Harry Styles Makes History as 'Vogue's' First-Ever Solo Male Cover Star, Talks Removing Fashion Barriers

Harry Styles
Tyler Mitchell/Vogue

The singer sports a Gucci gown on the cover

Harry Styles is making history in impressive fashion. The 26-year-old singer covers the December issue of Vogue, making him the first-ever solo male cover star of the fashion magazine. Of greater note than the history-making cover itself is what Styles dons on it, a stunning, lace-adorned Gucci gown.

Dresses, Styles says, have been a favorite of his since childhood when he got in costume for a play.

"As a kid I definitely liked fancy dress," he says. "I was really young, and I wore tights for [the play]. I remember it was crazy to me that I was wearing a pair of tights. And that was maybe where it all kicked off!"

Styles' sister, Gemma Styles, notes that dressing up was a large part of their childhood, much to her brother's satisfaction and her annoyance.

"My mum loved to dress us up. I always hated it, and Harry was always quite into it," she recalls. "She did some really elaborate papier-mâché outfits: She made a giant mug and then painted an atlas on it, and that was Harry being 'The World Cup.'" 

"Harry also had a little dalmatian-dog outfit, a hand-me-down from our closest family friends," she continues. "He would just spend an inordinate amount of time wearing that outfit. But then Mum dressed me up as Cruella de Vil. She was always looking for any opportunity!"

Tyler Mitchell/Vogue

Styles' love for fashion continued into adulthood, with the singer telling the mag, "I like playing dress-up in general." That point of view was developed largely thanks to Styles' friendship and working relationship with his stylist, Harry Lambert.

"He just has fun with clothing, and that’s kind of where I’ve got it from," says explains of the stylist. "He doesn’t take it too seriously, which means I don’t take it too seriously."

Now, Styles firmly believes that "you can never be overdressed." In fact, he says, "there's no such thing."

"The people that I looked up to in music -- Prince and David Bowie and Elvis and Freddie Mercury and Elton John --they’re such showmen. As a kid it was completely mind-blowing," he says. "Now I’ll put on something that feels really flamboyant, and I don’t feel crazy wearing it."

"I think if you get something that you feel amazing in, it’s like a superhero outfit," Styles continues. "Clothes are there to have fun with and experiment with and play with."

Styles calls the popularity gender-nonconforming style "really exciting," adding that "all of these lines are just kind of crumbling away."

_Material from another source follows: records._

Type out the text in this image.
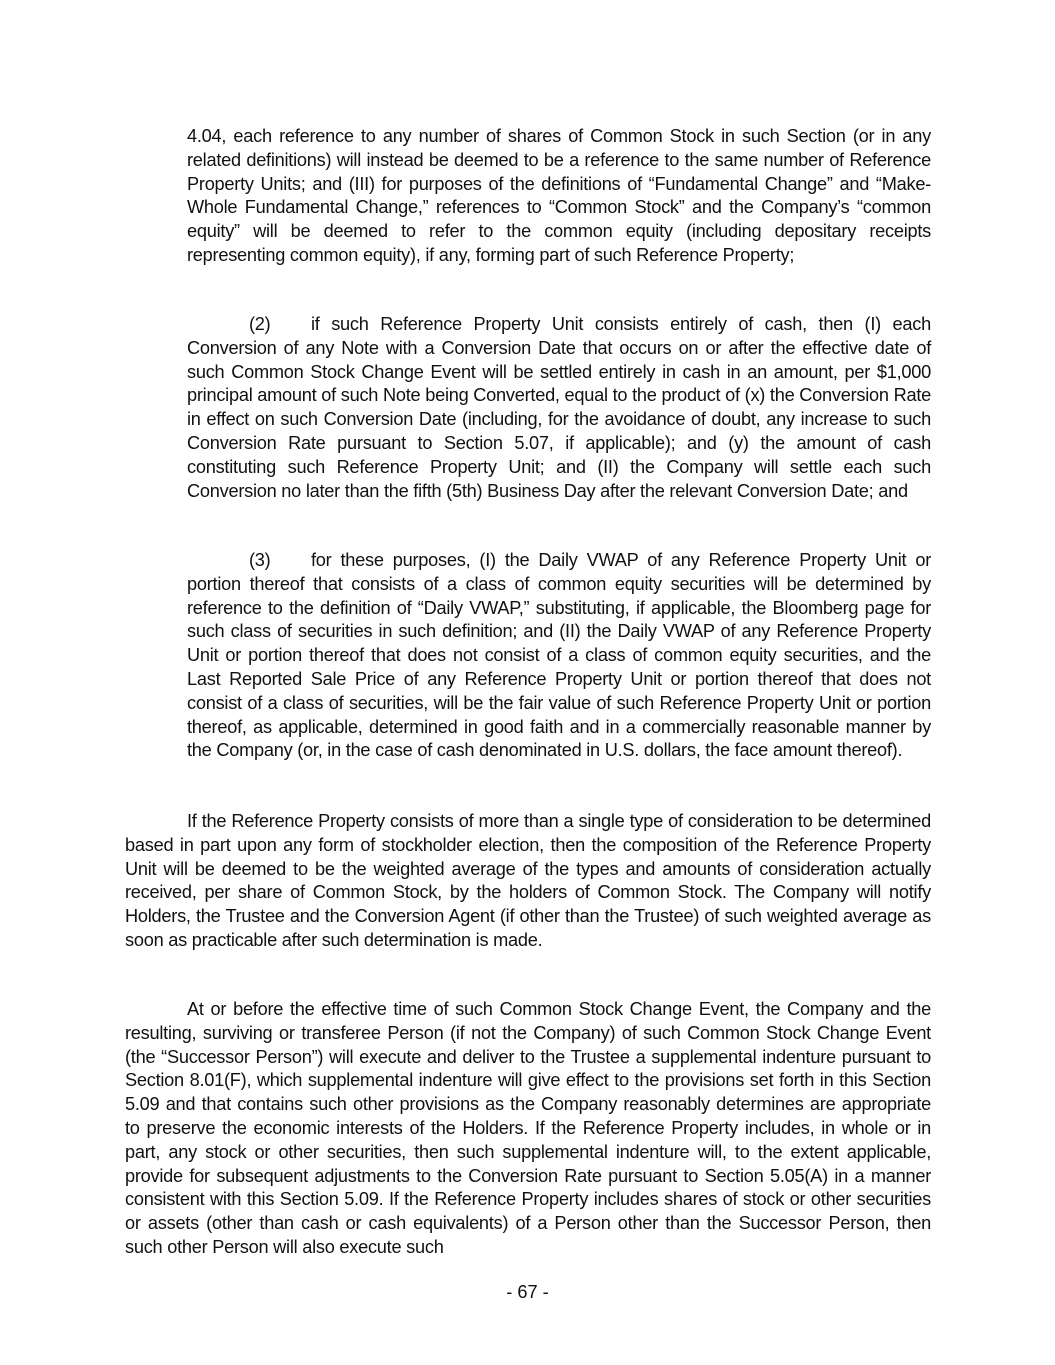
4.04, each reference to any number of shares of Common Stock in such Section (or in any related definitions) will instead be deemed to be a reference to the same number of Reference Property Units; and (III) for purposes of the definitions of “Fundamental Change” and “Make-Whole Fundamental Change,” references to “Common Stock” and the Company’s “common equity” will be deemed to refer to the common equity (including depositary receipts representing common equity), if any, forming part of such Reference Property;

(2) if such Reference Property Unit consists entirely of cash, then (I) each Conversion of any Note with a Conversion Date that occurs on or after the effective date of such Common Stock Change Event will be settled entirely in cash in an amount, per $1,000 principal amount of such Note being Converted, equal to the product of (x) the Conversion Rate in effect on such Conversion Date (including, for the avoidance of doubt, any increase to such Conversion Rate pursuant to Section 5.07, if applicable); and (y) the amount of cash constituting such Reference Property Unit; and (II) the Company will settle each such Conversion no later than the fifth (5th) Business Day after the relevant Conversion Date; and

(3) for these purposes, (I) the Daily VWAP of any Reference Property Unit or portion thereof that consists of a class of common equity securities will be determined by reference to the definition of “Daily VWAP,” substituting, if applicable, the Bloomberg page for such class of securities in such definition; and (II) the Daily VWAP of any Reference Property Unit or portion thereof that does not consist of a class of common equity securities, and the Last Reported Sale Price of any Reference Property Unit or portion thereof that does not consist of a class of securities, will be the fair value of such Reference Property Unit or portion thereof, as applicable, determined in good faith and in a commercially reasonable manner by the Company (or, in the case of cash denominated in U.S. dollars, the face amount thereof).

If the Reference Property consists of more than a single type of consideration to be determined based in part upon any form of stockholder election, then the composition of the Reference Property Unit will be deemed to be the weighted average of the types and amounts of consideration actually received, per share of Common Stock, by the holders of Common Stock. The Company will notify Holders, the Trustee and the Conversion Agent (if other than the Trustee) of such weighted average as soon as practicable after such determination is made.

At or before the effective time of such Common Stock Change Event, the Company and the resulting, surviving or transferee Person (if not the Company) of such Common Stock Change Event (the “Successor Person”) will execute and deliver to the Trustee a supplemental indenture pursuant to Section 8.01(F), which supplemental indenture will give effect to the provisions set forth in this Section 5.09 and that contains such other provisions as the Company reasonably determines are appropriate to preserve the economic interests of the Holders. If the Reference Property includes, in whole or in part, any stock or other securities, then such supplemental indenture will, to the extent applicable, provide for subsequent adjustments to the Conversion Rate pursuant to Section 5.05(A) in a manner consistent with this Section 5.09. If the Reference Property includes shares of stock or other securities or assets (other than cash or cash equivalents) of a Person other than the Successor Person, then such other Person will also execute such

- 67 -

"When you take away 'There’s clothes for men and there’s clothes for women,' once you remove any barriers, obviously you open up the arena in which you can play," he says. "I’ll go in shops sometimes, and I just find myself looking at the women’s clothes thinking they’re amazing."

"It’s like anything -- anytime you’re putting barriers up in your own life, you’re just limiting yourself," Styles adds. "There’s so much joy to be had in playing with clothes. I’ve never really thought too much about what it means -- it just becomes this extended part of creating something."

Tyler Mitchell/Vogue

Styles fashion sense didn't bode well in quarantine, during which he admits he wore "sweatpants constantly." The "Watermelon Sugar" singer spent his time in isolation with two friends, watching movies and cooking.

"[We] would put names in a hat and plan the week out. If you were Monday, you would choose the movie, dinner, and the activity for that day," he explains. "I like to make soups, and there was a big array of movies; we went all over the board [from Goodfellas to Clueless]." 

The time in quarantine taught Styles "what makes me happy now."

"It’s such a good example of living in the moment," he says. "I honestly just like being around my friends. That’s been my biggest takeaway. Just being on my own the whole time, I would have been miserable."

On top of his time in the kitchen and in front of the TV, Styles has been working on self-growth, especially amid the Black Lives Matter movement and ongoing social justice discussions.

"I think it’s a time for opening up and learning and listening. I’ve been trying to read and educate myself so that in 20 years I’m still doing the right things and taking the right steps," he says. "I believe in karma, and I think it’s just a time right now where we could use a little more kindness and empathy and patience with people, be a little more prepared to listen and grow."